Les éléments de la police relevant de la préfecture de police d’Agadir, en coordination avec les services de la Direction générale de la surveillance du territoire, ont procédé mardi 24 mars à l’interpellation de trois personnes, dont une femme et deux individus aux antécédents judiciaires, soupçonnées d’être impliquées dans un réseau criminel actif dans l’organisation de la migration irrégulière et la traite d’êtres humains.
Les suspects ont été arrêtés à Agadir alors qu’ils s’apprêtaient à organiser une opération de migration clandestine par voie maritime au profit de 25 candidats, dont sept femmes et trois mineurs. Ces derniers ont été localisés dans différents quartiers de la ville d’Agadir ainsi que dans la zone rurale de Sidi Bibi.
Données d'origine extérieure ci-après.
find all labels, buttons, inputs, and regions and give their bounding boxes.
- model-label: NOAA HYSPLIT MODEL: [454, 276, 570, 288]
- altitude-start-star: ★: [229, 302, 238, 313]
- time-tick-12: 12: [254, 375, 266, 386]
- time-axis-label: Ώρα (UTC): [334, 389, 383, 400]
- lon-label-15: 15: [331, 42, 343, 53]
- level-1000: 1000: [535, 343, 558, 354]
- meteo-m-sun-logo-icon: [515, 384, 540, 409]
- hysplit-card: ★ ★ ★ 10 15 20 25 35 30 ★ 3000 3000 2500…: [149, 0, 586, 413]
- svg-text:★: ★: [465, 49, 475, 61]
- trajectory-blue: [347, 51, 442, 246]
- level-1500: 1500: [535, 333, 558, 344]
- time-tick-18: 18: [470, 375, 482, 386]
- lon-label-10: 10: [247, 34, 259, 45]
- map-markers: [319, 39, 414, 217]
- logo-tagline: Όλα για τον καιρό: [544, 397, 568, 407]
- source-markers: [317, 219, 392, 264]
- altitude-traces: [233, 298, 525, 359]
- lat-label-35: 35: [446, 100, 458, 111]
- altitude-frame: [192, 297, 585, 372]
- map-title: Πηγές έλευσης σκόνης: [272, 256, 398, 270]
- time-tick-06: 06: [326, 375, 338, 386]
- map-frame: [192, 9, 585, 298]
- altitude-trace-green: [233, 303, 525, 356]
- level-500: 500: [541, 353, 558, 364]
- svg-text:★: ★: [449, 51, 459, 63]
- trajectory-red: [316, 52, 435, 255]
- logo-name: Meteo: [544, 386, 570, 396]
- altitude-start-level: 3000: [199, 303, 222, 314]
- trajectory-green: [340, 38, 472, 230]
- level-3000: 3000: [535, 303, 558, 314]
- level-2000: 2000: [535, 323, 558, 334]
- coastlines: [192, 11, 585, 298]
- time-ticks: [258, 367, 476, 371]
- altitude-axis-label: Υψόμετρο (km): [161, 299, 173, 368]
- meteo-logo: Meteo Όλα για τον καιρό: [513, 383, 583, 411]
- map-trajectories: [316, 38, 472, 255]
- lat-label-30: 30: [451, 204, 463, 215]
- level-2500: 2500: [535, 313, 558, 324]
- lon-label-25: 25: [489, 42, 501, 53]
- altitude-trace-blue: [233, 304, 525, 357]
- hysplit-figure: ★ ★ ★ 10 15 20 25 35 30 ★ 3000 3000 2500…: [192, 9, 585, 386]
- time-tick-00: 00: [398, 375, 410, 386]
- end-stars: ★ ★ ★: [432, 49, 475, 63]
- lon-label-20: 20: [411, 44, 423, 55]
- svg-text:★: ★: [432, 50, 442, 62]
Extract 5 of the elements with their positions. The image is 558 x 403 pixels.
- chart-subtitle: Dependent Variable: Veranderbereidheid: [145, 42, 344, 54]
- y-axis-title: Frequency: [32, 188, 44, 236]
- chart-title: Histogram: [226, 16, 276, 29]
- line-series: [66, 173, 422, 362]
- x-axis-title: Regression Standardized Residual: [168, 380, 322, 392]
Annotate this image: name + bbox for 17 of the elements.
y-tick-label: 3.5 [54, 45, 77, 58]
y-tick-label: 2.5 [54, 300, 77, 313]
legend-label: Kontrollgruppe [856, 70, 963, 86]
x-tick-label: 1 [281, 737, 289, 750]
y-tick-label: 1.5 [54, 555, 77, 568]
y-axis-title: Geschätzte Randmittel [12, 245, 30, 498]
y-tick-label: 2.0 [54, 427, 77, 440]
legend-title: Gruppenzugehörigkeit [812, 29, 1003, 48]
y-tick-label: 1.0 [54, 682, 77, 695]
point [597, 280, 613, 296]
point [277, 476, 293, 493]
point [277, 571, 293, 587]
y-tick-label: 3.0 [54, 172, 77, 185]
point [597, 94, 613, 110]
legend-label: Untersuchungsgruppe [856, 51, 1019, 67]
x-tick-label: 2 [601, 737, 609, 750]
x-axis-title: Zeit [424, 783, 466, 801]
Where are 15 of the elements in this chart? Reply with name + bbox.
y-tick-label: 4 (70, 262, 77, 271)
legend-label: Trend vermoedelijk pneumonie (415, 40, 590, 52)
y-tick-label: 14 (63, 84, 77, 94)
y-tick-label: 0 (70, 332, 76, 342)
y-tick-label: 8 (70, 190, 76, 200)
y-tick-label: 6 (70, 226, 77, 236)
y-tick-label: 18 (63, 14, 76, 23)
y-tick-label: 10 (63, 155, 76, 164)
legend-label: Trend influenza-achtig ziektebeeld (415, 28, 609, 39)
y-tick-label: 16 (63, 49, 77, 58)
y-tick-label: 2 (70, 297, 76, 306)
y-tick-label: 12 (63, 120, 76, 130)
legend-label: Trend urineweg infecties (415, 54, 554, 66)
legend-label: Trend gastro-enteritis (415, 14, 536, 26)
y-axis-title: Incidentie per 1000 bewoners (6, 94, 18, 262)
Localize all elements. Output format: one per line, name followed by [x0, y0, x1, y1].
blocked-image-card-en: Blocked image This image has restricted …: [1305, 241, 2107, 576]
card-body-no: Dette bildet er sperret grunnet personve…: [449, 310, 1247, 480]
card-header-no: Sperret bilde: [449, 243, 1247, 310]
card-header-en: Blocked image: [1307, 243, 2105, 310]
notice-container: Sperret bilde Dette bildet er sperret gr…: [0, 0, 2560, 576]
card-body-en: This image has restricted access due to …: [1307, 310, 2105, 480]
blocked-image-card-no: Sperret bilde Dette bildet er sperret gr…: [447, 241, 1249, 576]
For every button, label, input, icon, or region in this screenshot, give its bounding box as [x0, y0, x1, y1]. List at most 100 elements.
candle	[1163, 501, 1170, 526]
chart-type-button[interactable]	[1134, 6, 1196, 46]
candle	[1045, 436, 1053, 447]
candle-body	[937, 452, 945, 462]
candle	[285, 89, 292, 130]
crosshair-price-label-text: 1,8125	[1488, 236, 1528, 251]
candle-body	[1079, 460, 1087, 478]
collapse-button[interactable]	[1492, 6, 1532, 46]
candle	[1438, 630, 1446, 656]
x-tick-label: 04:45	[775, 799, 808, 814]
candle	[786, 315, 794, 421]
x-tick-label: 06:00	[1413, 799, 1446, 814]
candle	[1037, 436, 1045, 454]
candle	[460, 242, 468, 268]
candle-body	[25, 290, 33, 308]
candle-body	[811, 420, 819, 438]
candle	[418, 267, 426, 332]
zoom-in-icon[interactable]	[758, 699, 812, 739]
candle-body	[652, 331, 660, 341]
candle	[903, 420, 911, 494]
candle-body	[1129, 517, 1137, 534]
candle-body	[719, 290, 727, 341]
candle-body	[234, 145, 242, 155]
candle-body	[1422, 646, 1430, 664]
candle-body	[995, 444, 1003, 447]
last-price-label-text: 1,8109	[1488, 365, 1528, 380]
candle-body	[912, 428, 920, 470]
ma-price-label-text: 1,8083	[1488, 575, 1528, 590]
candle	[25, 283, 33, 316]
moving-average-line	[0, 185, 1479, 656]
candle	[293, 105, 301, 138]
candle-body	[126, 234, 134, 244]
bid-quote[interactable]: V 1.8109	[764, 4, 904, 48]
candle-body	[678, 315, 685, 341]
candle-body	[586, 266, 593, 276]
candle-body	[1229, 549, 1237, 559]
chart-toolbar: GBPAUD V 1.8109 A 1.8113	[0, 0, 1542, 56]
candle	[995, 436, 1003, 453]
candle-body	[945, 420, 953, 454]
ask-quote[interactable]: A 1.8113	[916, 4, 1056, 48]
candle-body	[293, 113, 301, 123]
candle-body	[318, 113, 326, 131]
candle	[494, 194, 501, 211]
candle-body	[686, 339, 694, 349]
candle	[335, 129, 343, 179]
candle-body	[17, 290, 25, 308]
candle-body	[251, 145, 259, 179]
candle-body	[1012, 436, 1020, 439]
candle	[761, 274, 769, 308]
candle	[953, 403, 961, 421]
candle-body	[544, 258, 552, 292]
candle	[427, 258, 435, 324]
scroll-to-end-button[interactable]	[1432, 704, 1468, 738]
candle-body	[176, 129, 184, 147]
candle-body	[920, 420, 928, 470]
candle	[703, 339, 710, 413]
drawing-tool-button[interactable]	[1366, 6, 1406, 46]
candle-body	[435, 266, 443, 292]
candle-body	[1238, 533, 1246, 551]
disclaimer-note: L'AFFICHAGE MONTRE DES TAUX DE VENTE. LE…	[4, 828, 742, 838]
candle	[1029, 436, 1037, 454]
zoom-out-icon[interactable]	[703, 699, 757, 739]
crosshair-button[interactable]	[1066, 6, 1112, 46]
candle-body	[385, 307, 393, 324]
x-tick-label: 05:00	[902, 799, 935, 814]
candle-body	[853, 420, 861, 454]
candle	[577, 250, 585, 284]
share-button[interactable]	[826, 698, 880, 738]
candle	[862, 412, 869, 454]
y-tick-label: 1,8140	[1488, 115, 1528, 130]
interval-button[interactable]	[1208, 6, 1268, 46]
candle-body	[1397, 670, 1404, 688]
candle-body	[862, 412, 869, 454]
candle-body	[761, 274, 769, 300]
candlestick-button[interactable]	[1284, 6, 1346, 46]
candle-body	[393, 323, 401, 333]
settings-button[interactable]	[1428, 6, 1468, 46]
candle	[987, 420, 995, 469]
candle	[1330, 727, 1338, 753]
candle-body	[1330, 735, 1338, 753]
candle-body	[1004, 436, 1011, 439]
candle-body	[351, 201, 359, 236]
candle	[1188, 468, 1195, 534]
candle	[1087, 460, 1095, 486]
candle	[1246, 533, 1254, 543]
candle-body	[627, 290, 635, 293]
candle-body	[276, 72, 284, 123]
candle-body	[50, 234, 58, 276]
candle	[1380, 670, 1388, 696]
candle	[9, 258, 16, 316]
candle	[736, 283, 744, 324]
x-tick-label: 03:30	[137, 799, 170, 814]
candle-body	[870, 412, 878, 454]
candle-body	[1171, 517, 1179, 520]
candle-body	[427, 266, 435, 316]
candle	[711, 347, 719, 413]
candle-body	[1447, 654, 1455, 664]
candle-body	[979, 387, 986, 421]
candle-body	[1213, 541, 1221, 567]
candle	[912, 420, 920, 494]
Les opérations de perquisition ont permis la saisie d’une somme d’argent suspectée de provenir de cette activité criminelle, ainsi que d’un véhicule léger présumé utilisé pour faciliter l’organisation de ces opérations.
La vérification de l’identité des personnes interpellées dans la base de données de la Sûreté nationale a également révélé que deux candidats à la migration irrégulière faisaient l’objet de mandats de recherche à l’échelle nationale pour leur implication présumée dans des affaires de trafic de drogues et de coups et blessures.
Les suspects majeurs ont été placés en garde à vue, tandis que les mineurs ont été placés sous mesure de surveillance, dans le cadre de l’enquête judiciaire menée sous la supervision du parquet compétent. Les investigations se poursuivent afin de déterminer l’ensemble des ramifications nationales et internationales de cette affaire.